Silver Thunder poked his head through the kitchen window and nuzzled Lucinda’s hand where she held one of the red apples. After he chomped it down he repeated this twice with the two other apples before Lucinda went to the door that opened off the kitchen onto the wooden porch and Silver Thunder trotted the grass and lay down 10 yards out on the meadowland.
The porch ran one side of the farmhouse and had at the foot of its three steps a barbecue grill placed squareways on a half a-metal globe of wide circumference that in its base showed scrunched up newspaper and wood packed there by Lucinda earlier this morning for the time now when her folks had left for the day and she should light it.
She took a match from the bowl on the side and struck this and lit the barbecue.
Smoke spirals wafted in the cold air and Silver Thunder lifted his nose and dropped it again and Lucinda took the copper skillet from the row of hooks hung on the shelf built on the sidewall and and jugged a glug of olive oil into this and placed it on the grill and went inside to the fridge and brought out a carton of eggs and the butter dish and walked back out to the skillet.
She took a knife and speared a knob of butter and dropped this in the near-sizzling skillet of oil and opened the carton of eggs and broke one on the side of the skillet and dropped this in to fry.
The yolk was a burst of a vivid amarillo sun in miniature across the snow-white egg white.
She took a second egg and did the same and there were twin amarillo orbs in the skillet and she went and filled the kettle and put this onto boil and placed a tea-bag in a mug.
When Lucinda’s breakfast was close to ready she got the granary loaf and board and bread knife from the kitchen and sat on the first step of the porch feeling the warmth of the fired grill and chopped a thick slice and placed this in the skillet next to the eggs to fry it too.
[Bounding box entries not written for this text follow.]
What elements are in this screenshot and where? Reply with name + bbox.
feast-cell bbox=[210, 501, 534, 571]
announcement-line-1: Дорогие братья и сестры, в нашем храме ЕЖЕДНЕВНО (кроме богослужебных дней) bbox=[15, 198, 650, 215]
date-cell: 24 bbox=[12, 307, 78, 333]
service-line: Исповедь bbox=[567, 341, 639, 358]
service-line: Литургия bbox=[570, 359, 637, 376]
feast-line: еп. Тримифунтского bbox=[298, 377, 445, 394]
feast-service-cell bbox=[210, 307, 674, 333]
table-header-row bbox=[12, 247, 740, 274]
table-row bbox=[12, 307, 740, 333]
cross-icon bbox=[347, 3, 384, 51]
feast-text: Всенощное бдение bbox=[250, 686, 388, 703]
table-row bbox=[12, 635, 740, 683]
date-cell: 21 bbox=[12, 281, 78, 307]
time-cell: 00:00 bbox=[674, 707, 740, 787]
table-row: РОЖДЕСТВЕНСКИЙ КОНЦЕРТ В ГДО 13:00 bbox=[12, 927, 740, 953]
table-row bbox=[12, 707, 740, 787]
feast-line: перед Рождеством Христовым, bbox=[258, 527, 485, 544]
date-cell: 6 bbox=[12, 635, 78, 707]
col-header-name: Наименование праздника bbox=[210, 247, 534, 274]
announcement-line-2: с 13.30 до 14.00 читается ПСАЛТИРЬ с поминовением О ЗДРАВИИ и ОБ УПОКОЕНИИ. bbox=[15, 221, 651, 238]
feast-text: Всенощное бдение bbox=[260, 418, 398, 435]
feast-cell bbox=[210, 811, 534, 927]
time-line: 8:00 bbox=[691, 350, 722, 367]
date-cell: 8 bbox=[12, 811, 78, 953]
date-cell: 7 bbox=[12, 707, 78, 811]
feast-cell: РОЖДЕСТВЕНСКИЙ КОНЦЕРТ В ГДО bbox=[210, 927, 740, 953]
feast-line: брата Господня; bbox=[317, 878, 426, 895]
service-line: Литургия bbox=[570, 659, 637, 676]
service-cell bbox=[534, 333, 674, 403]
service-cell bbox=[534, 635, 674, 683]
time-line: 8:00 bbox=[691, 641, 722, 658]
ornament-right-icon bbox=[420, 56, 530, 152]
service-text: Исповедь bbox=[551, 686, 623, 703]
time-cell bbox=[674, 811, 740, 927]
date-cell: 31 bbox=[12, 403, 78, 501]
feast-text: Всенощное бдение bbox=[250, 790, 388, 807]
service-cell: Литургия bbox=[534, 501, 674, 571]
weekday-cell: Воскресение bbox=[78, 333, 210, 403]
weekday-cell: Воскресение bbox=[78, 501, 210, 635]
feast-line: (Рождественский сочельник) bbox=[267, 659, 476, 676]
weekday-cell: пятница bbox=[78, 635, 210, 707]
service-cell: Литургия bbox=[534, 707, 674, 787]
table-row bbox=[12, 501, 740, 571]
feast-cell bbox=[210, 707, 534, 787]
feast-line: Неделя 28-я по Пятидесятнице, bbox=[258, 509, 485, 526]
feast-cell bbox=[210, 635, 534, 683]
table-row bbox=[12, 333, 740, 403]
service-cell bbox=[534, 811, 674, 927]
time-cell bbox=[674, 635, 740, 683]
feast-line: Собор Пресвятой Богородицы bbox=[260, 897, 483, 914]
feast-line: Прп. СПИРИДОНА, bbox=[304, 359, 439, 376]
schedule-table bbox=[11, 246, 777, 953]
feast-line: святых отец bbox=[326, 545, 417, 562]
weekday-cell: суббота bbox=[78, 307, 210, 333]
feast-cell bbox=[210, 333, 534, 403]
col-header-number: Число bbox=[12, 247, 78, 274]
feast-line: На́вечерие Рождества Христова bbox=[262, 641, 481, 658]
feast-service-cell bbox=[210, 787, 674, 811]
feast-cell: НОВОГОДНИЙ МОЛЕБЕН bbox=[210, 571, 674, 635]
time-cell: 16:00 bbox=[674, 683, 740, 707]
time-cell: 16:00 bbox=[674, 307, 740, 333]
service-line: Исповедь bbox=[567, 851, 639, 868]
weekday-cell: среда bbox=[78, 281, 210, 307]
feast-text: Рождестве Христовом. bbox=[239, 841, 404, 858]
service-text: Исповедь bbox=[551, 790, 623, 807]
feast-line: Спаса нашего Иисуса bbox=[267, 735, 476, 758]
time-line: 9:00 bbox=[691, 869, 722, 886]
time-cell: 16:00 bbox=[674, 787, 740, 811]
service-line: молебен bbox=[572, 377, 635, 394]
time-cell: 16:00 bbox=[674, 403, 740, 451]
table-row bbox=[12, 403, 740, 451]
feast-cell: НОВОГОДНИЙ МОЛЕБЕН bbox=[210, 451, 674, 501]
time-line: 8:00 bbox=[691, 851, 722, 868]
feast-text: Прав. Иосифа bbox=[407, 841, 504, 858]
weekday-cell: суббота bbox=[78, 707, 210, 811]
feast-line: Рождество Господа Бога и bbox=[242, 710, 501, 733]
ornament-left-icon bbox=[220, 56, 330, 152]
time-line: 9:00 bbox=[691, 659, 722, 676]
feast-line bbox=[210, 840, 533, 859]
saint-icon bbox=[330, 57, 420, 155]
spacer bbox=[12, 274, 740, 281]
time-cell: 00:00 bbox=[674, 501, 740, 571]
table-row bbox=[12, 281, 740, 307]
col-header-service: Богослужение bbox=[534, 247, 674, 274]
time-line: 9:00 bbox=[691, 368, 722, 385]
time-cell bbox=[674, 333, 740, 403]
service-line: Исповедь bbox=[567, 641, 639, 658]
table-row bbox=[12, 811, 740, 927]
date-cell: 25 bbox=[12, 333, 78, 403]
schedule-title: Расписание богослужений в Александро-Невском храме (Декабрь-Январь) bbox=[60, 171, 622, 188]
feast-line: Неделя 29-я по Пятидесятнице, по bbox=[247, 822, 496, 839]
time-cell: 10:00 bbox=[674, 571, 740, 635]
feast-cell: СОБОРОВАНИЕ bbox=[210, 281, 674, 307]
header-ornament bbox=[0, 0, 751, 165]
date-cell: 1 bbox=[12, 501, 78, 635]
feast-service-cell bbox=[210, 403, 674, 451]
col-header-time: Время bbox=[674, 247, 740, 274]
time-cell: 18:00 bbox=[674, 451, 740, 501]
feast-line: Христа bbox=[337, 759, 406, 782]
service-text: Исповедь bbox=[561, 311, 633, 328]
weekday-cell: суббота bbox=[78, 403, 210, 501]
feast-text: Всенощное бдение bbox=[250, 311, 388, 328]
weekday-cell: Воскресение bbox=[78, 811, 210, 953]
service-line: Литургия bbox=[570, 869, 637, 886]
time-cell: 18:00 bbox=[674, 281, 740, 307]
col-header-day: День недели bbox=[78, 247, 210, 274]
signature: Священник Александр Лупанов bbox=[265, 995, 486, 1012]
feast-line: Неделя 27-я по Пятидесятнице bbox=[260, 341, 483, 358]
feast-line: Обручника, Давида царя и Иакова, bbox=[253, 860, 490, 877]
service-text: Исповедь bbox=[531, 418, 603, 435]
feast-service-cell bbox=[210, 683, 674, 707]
She breakfasted like this - in the 9am morning winter sun, kept toasty by the heat from fire in the the half-globe she made hotter by adding more of the ash logs her father had cut and been seasoning in the lee of the farmhouse since the last 10 or 11 months.
She ate quick, mopping up the last of the amarillo yolk with the last of the fried granary bread and as she chased this with tea that steamed from the mug she heard a voice.
‘Delivery.’
Coming round the house was a youngish lad in DHL dress carrying a parcel.
He said it again. ‘Delivery.’ And looked at her and this time said, ‘Is this Butterfly Farm.’ He squinted at the parcel as if to check this was the address it showed.
Lucinda nodded and conscious she played a role sipped more tea and as the aroma of breakfast began to clear she caught a different waft, as if the winter air was actually filled with the fresh perfumes of the first days of spring.
The delivery lad handed her the parcel. ‘Can I take a photo please?’
She nodded, she spoke a first word. ‘Sure.’
The lad did and with his phone, too, scanned the parcel and Lucinda said, ‘You want a cup of tea?’
She pointed to the pot where she stood it on the edge of the grill to keep warm.